If you don’t want Windows 10, you might want to check your Windows Update settings. Microsoft is pushing its OS out as a “Recommended Update.”
Microsoft, as part of its push to get Windows 10 on as many computers as possible, is famously giving its latest operating system away to users of Windows 8, 8.1 and 7. But much like an overzealous host, Microsoft isn’t just offering the upgrade: it’s insisting. Users who aren’t interested have already dealt with persistent popups, and now there’s a chance the installer will end up on their machine by default.
Microsoft’s aggressive pushing of Windows 10 has been no small source of controversy, and this latest change probably won’t help that. It means that if you have “Recommended Updates” checked in your Windows Update settings, the Windows 10 installer won’t just be offered to you, it will be downloaded. This isn’t a surprise. Microsoft outlined the transition back in October, as PC World reported.
“Depending upon your Windows Update settings, this may cause the upgrade process to automatically initiate on your device,” wrote Terry Myerson, Microsoft VP of Windows and Devices. “Before the upgrade changes the OS of your device, you will be clearly prompted to choose whether or not to continue.”
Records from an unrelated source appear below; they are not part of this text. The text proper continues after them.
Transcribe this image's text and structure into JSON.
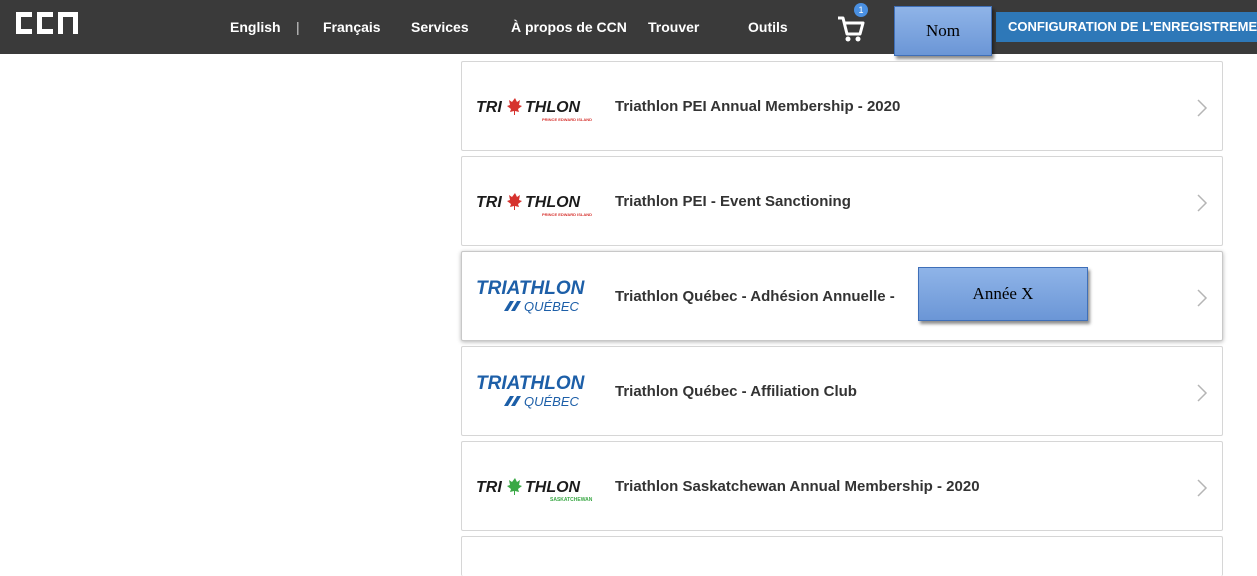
{
  "header": {
    "logo_text": "CCN",
    "nav": [
      "English",
      "|",
      "Français",
      "Services",
      "À propos de CCN",
      "Trouver",
      "Outils"
    ],
    "cart_count": "1",
    "config_button": "CONFIGURATION DE L'ENREGISTREMENT",
    "callout_name": "Nom"
  },
  "list": {
    "items": [
      {
        "title": "Triathlon PEI Annual Membership - 2020",
        "logo": {
          "main": "TRI THLON",
          "sub": "PRINCE EDWARD ISLAND"
        }
      },
      {
        "title": "Triathlon PEI - Event Sanctioning",
        "logo": {
          "main": "TRI THLON",
          "sub": "PRINCE EDWARD ISLAND"
        }
      },
      {
        "title": "Triathlon Québec - Adhésion Annuelle -",
        "logo": {
          "main": "TRIATHLON",
          "sub": "QUÉBEC"
        }
      },
      {
        "title": "Triathlon Québec - Affiliation Club",
        "logo": {
          "main": "TRIATHLON",
          "sub": "QUÉBEC"
        }
      },
      {
        "title": "Triathlon Saskatchewan Annual Membership - 2020",
        "logo": {
          "main": "TRI THLON",
          "sub": "SASKATCHEWAN"
        }
      }
    ],
    "callout_year": "Année X"
  },
  "colors": {
    "topbar": "#3a3a3a",
    "config_button": "#2e78b8",
    "quebec_blue": "#1d5fa8",
    "maple_red": "#d6322e",
    "maple_green": "#3aa845"
  }
}
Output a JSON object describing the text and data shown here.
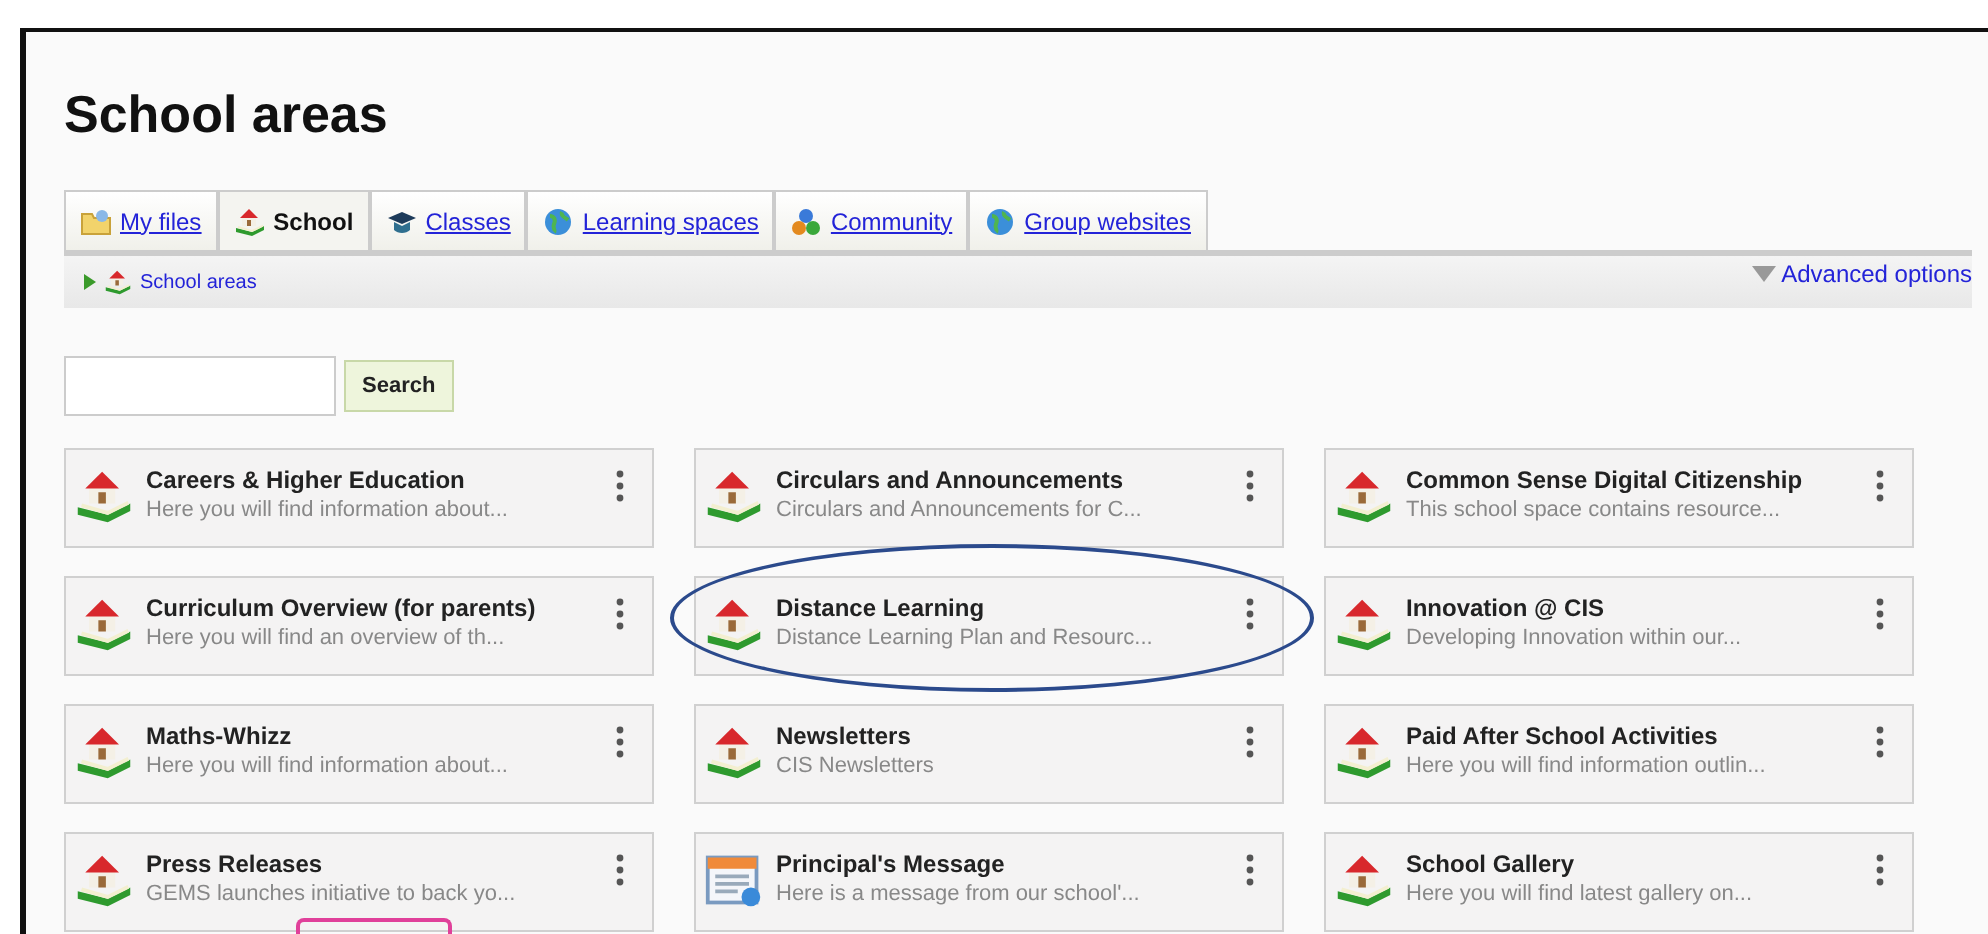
{
  "page": {
    "title": "School areas"
  },
  "tabs": [
    {
      "label": "My files",
      "selected": false
    },
    {
      "label": "School",
      "selected": true
    },
    {
      "label": "Classes",
      "selected": false
    },
    {
      "label": "Learning spaces",
      "selected": false
    },
    {
      "label": "Community",
      "selected": false
    },
    {
      "label": "Group websites",
      "selected": false
    }
  ],
  "breadcrumb": [
    {
      "label": "School areas"
    }
  ],
  "advanced_options": {
    "label": "Advanced options",
    "expanded": false
  },
  "search": {
    "button": "Search"
  },
  "areas": [
    {
      "title": "Careers & Higher Education",
      "description": "Here you will find information about...",
      "kind": "space",
      "highlighted": false,
      "badge": false
    },
    {
      "title": "Circulars and Announcements",
      "description": "Circulars and Announcements for C...",
      "kind": "space",
      "highlighted": false,
      "badge": false
    },
    {
      "title": "Common Sense Digital Citizenship",
      "description": "This school space contains resource...",
      "kind": "space",
      "highlighted": false,
      "badge": false
    },
    {
      "title": "Curriculum Overview (for parents)",
      "description": "Here you will find an overview of th...",
      "kind": "space",
      "highlighted": false,
      "badge": false
    },
    {
      "title": "Distance Learning",
      "description": "Distance Learning Plan and Resourc...",
      "kind": "space",
      "highlighted": true,
      "badge": false
    },
    {
      "title": "Innovation @ CIS",
      "description": "Developing Innovation within our...",
      "kind": "space",
      "highlighted": false,
      "badge": false
    },
    {
      "title": "Maths-Whizz",
      "description": "Here you will find information about...",
      "kind": "space",
      "highlighted": false,
      "badge": false
    },
    {
      "title": "Newsletters",
      "description": "CIS Newsletters",
      "kind": "space",
      "highlighted": false,
      "badge": false
    },
    {
      "title": "Paid After School Activities",
      "description": "Here you will find information outlin...",
      "kind": "space",
      "highlighted": false,
      "badge": false
    },
    {
      "title": "Press Releases",
      "description": "GEMS launches initiative to back yo...",
      "kind": "space",
      "highlighted": false,
      "badge": true
    },
    {
      "title": "Principal's Message",
      "description": "Here is a message from our school'...",
      "kind": "calendar",
      "highlighted": false,
      "badge": false
    },
    {
      "title": "School Gallery",
      "description": "Here you will find latest gallery on...",
      "kind": "space",
      "highlighted": false,
      "badge": false
    }
  ]
}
So the OS will be downloaded, and the installation process started, without the user doing anything — but the installation won’t go through unless the user starts the installation. And if something goes wrong, Microsoft has a failsafe. Users can downgrade to their old OS for 31 days in just a few clicks.
“We do this by keeping a full copy of your previous operating system on your device — including apps and settings — for the first 31 days following your upgrade,” wrote Myerson. “At any time during the first 31 days, you can go to “Settings->Update and Security->Recovery and Uninstall Windows 10” to return to your prior version of Windows.”
Related: Windows 10 review
Reviewers and users seem to agree that Windows 10 is a great step forward for the operating system, but there are all sorts of reasons users might want to stick with a familiar operating system that’s working for them. We expect to see more people upset about how aggressively Windows 10 is being pushed, but also for 10’s install base to grow rapidly.